Monday, April 09, 2007

Third Principle Drawn From God's Sovereignty in Relation to Prayer

    1. Prayer is Effective Because God Commands It

      1. A Simple Command
        In both the New and the Old Testament God commands his people to pray (Isa. 55:6, Matt. 7:7, Phil. 4:6, Eph. 6:18, 1 Thes. 5:17). Though people desired to pray, if God had not commanded it, there would be no way that it would be of any effect. If fact, if God had not commanded us to pray, it would be sin to do so. Because God is sovereign, he has the authority to command us to pray. A person would be foolish to think that God would respond in a positive way to them if they approached him in a way that he had not ascribed; far from being beneficial, it would be deadly (Lev. 10:1-2).
        Prayer is commanded by God, and therefore is effective as a means for such things as to ask for temporal blessing (Gen. 28:20), to ask for spiritual blessing (Matt. 6:33), to ask for help in time of need (Heb. 4:16), to repent (1 Kgs. 8:33), and to praise God (Ps. 66:17). All these things we can do with confidence, knowing that God has commanded us to do them according to his sovereign plan and has provided us a way to approach him (Heb. 4:16).

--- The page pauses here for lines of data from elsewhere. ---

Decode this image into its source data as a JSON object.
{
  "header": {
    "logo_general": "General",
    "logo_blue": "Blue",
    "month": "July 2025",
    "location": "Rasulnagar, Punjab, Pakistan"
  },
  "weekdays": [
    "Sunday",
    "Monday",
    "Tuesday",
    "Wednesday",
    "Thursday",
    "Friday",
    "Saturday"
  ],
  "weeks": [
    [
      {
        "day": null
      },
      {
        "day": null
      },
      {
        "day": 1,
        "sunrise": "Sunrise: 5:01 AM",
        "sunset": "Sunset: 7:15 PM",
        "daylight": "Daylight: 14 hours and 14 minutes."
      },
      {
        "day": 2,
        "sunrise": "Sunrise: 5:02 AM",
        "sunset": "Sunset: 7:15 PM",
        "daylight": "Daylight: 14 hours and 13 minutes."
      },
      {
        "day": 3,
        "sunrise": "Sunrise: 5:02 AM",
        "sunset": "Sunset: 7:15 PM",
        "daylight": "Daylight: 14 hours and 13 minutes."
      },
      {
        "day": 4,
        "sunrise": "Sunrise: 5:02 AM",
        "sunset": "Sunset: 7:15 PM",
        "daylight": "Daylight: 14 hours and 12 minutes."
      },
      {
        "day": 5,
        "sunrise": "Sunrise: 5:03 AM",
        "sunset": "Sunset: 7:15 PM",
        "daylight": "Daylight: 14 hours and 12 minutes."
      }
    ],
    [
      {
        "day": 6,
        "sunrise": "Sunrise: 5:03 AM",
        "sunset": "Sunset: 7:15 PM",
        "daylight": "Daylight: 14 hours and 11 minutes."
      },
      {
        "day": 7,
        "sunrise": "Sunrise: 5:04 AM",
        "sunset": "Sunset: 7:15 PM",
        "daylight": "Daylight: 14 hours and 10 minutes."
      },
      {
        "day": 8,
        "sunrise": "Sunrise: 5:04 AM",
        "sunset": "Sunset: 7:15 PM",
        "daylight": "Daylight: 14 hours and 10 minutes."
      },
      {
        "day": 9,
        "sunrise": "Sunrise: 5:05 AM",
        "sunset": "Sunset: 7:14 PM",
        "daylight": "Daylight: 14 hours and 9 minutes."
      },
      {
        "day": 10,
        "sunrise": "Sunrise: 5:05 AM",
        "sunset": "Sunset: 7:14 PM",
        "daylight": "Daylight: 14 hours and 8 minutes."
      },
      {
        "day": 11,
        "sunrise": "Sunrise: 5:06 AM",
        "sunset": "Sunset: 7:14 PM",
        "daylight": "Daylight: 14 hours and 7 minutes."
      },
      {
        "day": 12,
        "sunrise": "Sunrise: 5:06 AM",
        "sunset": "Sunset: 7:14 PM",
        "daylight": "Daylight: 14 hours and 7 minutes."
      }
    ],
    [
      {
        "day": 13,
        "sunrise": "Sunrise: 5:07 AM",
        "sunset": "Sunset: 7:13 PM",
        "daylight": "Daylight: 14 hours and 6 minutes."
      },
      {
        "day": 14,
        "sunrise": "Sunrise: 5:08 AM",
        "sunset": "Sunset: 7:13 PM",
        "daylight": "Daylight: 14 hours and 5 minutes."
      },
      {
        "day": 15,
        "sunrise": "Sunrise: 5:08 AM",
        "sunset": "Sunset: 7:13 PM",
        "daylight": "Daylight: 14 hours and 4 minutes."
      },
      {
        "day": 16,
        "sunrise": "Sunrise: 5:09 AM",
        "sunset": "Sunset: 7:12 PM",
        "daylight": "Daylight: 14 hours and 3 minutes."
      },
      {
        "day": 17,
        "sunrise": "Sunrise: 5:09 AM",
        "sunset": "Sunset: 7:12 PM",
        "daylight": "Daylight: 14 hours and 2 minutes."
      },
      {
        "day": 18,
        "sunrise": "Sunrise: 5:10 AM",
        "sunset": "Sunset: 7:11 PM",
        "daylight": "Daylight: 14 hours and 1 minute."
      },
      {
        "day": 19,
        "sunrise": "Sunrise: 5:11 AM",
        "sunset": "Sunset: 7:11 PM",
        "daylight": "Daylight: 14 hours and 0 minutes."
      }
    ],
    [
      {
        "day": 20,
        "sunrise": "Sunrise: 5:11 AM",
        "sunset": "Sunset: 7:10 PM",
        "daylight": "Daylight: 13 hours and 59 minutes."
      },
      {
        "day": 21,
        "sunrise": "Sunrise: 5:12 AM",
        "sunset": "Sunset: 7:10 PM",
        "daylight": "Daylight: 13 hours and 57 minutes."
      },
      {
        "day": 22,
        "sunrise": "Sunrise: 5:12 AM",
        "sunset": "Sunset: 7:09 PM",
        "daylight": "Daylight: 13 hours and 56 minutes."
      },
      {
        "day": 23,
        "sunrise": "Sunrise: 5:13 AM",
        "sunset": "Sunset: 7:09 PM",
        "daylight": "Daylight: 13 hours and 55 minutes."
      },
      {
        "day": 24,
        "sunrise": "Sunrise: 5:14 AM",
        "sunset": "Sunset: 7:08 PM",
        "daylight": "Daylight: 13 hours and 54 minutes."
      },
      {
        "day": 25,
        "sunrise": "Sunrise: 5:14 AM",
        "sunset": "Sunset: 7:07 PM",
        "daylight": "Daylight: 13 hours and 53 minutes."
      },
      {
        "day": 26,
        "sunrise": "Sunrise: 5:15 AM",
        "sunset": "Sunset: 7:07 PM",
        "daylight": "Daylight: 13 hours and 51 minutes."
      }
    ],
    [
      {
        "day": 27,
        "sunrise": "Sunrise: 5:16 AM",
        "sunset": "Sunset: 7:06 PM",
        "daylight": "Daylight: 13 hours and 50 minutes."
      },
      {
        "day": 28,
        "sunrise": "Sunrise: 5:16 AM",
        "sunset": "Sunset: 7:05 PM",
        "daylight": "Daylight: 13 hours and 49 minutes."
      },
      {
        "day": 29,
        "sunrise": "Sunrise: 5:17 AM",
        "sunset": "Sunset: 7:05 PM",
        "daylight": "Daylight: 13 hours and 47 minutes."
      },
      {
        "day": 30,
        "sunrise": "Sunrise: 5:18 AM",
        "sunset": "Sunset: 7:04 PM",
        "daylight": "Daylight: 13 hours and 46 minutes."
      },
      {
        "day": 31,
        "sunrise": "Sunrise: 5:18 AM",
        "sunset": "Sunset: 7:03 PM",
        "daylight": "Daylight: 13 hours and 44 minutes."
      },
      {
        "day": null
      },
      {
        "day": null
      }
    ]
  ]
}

      2. A Command from a Sovereign God
        Rather than speak to the question of how God, being sovereign can be influenced by the prayers of his people, if in fact he is influenced at all, there is a positive way to look at the fact that a sovereign God commands his people to pray. God is sovereign, and therefore because he commands his people to pray we can know that regardless of how, prayer is a means for God's will to be accomplished on earth as it is in heaven (Matt. 6:10). Therefore, because the sovereign God of the whole universe, who is able to do all that we ask and abundantly more (Eph. 3:10), has commanded us to pray; let us pray all the more and with boldness!